Already, San Francisco’s technological hippies
are using this new power to cast the internet across parts of the city,
on the grounds that free access is now every American citizen’s inalienable
right. Brewster Kahle, a visionary and an
entrepreneur, provides high-speed wireless internet from a transmitter on
his house in San Francisco’s Presidio park.
Companies are seizing
the commercial opportunity. After buying an 802.11b card for $110, I have
opened an account with a company called Airwave, which is setting up
high-speed wireless access points in restaurants and cafés across San Francisco and Silicon Valley. If the access point is
actually working – not always the case – I can surf the web
as fast as in the office.
Even Buck’s,
the famous restaurant down in Woodside where the elite Sand Hill Road venture capitalists go for
lunch, is Airwave enabled.

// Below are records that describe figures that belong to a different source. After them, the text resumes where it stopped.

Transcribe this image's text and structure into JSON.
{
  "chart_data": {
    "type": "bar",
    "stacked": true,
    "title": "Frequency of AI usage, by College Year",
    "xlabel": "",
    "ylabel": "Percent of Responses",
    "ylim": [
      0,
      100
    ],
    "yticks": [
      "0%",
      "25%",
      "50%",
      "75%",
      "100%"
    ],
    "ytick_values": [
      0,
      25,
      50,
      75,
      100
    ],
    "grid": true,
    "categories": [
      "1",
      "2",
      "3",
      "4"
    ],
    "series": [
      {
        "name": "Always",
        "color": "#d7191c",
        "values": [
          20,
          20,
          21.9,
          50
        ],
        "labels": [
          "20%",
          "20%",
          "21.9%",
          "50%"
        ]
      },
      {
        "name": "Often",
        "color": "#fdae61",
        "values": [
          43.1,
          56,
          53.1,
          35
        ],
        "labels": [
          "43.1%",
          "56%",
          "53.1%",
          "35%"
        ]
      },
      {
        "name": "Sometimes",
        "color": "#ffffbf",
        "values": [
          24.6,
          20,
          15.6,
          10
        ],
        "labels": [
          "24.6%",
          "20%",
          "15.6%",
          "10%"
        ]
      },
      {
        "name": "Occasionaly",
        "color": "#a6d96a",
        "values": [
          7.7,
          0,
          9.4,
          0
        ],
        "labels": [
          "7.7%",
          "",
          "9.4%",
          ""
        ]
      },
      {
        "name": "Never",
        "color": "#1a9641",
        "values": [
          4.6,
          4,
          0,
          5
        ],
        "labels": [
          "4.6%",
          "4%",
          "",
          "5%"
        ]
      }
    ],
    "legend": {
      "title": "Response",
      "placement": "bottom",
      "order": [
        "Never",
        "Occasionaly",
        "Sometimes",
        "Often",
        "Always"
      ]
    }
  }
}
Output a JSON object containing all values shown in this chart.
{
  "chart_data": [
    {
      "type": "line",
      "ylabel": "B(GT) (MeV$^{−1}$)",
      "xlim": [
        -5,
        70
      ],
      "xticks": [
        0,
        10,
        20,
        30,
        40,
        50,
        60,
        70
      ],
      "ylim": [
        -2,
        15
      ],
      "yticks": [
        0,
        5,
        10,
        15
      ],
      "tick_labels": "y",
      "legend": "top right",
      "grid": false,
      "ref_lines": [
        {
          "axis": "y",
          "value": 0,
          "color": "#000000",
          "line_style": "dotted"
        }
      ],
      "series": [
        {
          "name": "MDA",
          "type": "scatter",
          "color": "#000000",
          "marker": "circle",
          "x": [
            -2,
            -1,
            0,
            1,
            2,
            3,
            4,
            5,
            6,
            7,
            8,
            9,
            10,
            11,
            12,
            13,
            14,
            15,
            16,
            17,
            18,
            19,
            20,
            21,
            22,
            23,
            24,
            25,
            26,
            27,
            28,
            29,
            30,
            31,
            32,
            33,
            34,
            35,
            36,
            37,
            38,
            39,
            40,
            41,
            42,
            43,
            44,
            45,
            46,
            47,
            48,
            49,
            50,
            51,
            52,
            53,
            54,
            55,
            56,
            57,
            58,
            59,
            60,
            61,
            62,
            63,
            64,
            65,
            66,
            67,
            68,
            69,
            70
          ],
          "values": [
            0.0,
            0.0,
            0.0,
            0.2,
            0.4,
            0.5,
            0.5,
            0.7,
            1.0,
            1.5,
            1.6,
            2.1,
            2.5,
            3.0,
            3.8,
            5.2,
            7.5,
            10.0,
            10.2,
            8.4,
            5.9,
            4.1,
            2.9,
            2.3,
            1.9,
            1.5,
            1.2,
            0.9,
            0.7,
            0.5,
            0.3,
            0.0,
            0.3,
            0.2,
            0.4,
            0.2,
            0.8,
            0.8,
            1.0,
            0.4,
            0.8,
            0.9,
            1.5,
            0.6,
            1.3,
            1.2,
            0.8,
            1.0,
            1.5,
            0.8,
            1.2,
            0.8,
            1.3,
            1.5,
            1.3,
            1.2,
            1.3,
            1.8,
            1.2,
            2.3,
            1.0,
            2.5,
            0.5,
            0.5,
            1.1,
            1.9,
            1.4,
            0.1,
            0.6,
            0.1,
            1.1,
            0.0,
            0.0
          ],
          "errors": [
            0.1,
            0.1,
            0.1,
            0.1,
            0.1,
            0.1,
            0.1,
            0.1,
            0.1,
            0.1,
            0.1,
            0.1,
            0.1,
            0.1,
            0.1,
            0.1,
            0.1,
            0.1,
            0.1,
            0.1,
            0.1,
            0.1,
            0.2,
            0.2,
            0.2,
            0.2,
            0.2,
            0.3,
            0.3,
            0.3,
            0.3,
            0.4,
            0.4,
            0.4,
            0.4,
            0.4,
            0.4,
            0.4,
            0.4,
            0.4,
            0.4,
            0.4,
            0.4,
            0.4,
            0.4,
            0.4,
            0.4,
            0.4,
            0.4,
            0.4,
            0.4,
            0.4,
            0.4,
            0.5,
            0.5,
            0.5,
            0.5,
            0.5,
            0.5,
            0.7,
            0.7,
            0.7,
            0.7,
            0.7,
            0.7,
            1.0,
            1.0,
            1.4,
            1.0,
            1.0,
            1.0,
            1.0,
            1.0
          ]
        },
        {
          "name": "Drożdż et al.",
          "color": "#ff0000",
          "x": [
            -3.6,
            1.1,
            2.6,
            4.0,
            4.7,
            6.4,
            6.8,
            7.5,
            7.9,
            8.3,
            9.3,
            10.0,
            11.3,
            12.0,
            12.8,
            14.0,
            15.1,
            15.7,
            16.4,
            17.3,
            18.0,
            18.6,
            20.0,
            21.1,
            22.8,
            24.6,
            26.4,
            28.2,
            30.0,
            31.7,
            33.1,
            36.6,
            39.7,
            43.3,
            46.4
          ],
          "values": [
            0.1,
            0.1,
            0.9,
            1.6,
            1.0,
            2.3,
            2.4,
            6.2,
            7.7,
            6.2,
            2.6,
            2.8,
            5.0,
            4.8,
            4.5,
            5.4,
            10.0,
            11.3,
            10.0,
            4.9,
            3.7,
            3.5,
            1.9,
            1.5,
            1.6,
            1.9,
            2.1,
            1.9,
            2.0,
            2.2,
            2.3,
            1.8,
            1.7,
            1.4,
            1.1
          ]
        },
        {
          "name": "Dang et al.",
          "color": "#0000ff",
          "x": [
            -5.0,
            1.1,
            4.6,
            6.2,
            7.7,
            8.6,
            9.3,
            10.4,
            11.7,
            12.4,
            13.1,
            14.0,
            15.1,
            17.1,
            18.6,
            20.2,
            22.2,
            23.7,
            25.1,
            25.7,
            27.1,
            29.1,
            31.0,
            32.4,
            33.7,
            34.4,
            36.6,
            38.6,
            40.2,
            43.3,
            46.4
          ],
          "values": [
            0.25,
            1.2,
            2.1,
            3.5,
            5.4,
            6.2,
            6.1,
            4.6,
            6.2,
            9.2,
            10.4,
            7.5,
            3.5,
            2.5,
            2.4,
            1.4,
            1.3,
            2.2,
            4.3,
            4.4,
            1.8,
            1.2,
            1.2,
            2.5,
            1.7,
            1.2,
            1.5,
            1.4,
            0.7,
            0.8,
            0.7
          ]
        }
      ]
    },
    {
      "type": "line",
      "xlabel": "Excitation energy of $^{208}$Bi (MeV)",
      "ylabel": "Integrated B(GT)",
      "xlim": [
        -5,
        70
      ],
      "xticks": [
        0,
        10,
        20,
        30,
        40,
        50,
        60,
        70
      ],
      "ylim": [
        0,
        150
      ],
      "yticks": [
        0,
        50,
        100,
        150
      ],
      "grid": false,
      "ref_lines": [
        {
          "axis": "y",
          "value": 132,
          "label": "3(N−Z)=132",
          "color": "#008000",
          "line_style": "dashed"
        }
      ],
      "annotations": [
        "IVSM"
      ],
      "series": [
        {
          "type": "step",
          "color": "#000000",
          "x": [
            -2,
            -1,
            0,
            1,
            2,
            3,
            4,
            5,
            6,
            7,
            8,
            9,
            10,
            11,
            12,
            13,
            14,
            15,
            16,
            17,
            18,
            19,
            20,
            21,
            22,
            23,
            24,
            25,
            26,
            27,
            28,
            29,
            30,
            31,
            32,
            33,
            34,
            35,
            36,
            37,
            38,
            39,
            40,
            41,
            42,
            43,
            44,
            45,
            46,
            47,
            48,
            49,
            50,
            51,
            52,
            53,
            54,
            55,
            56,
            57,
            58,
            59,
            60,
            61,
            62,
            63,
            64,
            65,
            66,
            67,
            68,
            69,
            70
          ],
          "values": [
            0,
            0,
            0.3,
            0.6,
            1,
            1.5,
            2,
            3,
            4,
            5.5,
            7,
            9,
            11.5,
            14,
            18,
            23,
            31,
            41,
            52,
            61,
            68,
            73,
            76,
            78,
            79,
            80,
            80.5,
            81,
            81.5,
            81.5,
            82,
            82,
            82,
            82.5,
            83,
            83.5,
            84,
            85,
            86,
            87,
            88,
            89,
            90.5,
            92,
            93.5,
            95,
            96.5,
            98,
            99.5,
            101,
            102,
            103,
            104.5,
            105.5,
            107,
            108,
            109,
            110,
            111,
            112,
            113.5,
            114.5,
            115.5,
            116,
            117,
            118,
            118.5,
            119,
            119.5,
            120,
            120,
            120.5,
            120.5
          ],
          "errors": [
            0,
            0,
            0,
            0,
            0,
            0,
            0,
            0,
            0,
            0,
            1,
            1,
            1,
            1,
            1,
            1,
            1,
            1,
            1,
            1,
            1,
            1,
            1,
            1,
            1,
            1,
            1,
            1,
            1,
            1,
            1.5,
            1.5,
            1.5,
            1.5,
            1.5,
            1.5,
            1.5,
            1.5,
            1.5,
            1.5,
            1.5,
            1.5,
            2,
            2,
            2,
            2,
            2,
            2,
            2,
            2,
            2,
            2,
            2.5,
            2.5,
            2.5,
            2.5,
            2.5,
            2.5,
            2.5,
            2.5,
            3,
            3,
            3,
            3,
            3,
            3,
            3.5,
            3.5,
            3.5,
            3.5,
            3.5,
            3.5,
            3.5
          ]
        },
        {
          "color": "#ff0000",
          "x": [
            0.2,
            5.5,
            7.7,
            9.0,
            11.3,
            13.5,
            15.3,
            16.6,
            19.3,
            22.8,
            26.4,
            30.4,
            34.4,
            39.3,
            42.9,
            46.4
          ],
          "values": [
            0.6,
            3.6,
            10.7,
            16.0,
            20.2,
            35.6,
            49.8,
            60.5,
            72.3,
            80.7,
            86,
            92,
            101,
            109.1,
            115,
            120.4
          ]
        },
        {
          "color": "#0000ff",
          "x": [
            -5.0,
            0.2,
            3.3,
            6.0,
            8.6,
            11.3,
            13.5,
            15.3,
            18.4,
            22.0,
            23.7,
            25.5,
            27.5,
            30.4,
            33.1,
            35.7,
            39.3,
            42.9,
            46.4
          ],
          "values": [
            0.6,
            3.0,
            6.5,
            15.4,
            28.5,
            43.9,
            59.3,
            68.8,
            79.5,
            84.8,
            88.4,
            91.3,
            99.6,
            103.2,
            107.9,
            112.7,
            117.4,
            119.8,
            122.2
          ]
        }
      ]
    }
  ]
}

A fellow entrepreneur, about to embark bravely
on a funding round, is getting an Airwave account just to do live demos
while schmoozing potential investors.
And wireless internet
access points are springing up all over the place. Starbucks plans to
introduce 802.11b transmitters in most of its US outlets, and airlines are
putting the facility in their departure lounges.
I am an enthusiast of
this new technology partly because I am an enthusiast of most new
technologies. And I like telling friends in the UK how I can do my e-mail at the
laundry a few blocks from where I live. (I didn’t have any clothes
to wash, but went there to show that one could e-mail from the laundry.)
But the thing that
pleases me most about 802.11b is this: Silicon Valley has long been able to take a
technology, pin a rocket to it and get it to escape velocity before the rest
of the business world caught up. That was certainly the case with the
internet itself, a medium born in Geneva and Illinois but brought up in Silicon Valley by firms such as Netscape and
Yahoo!
Silicon
Valley,
so recently the fount of all new business knowledge, has lost a little of
its confidence in the past year. But, as the mobile phone industry will
find with the spread of 802.11b transmitters, Silicon Valley still has an extraordinary
capacity to surprise the rest of the world. And that reminds me why I
wanted to move here in the first place.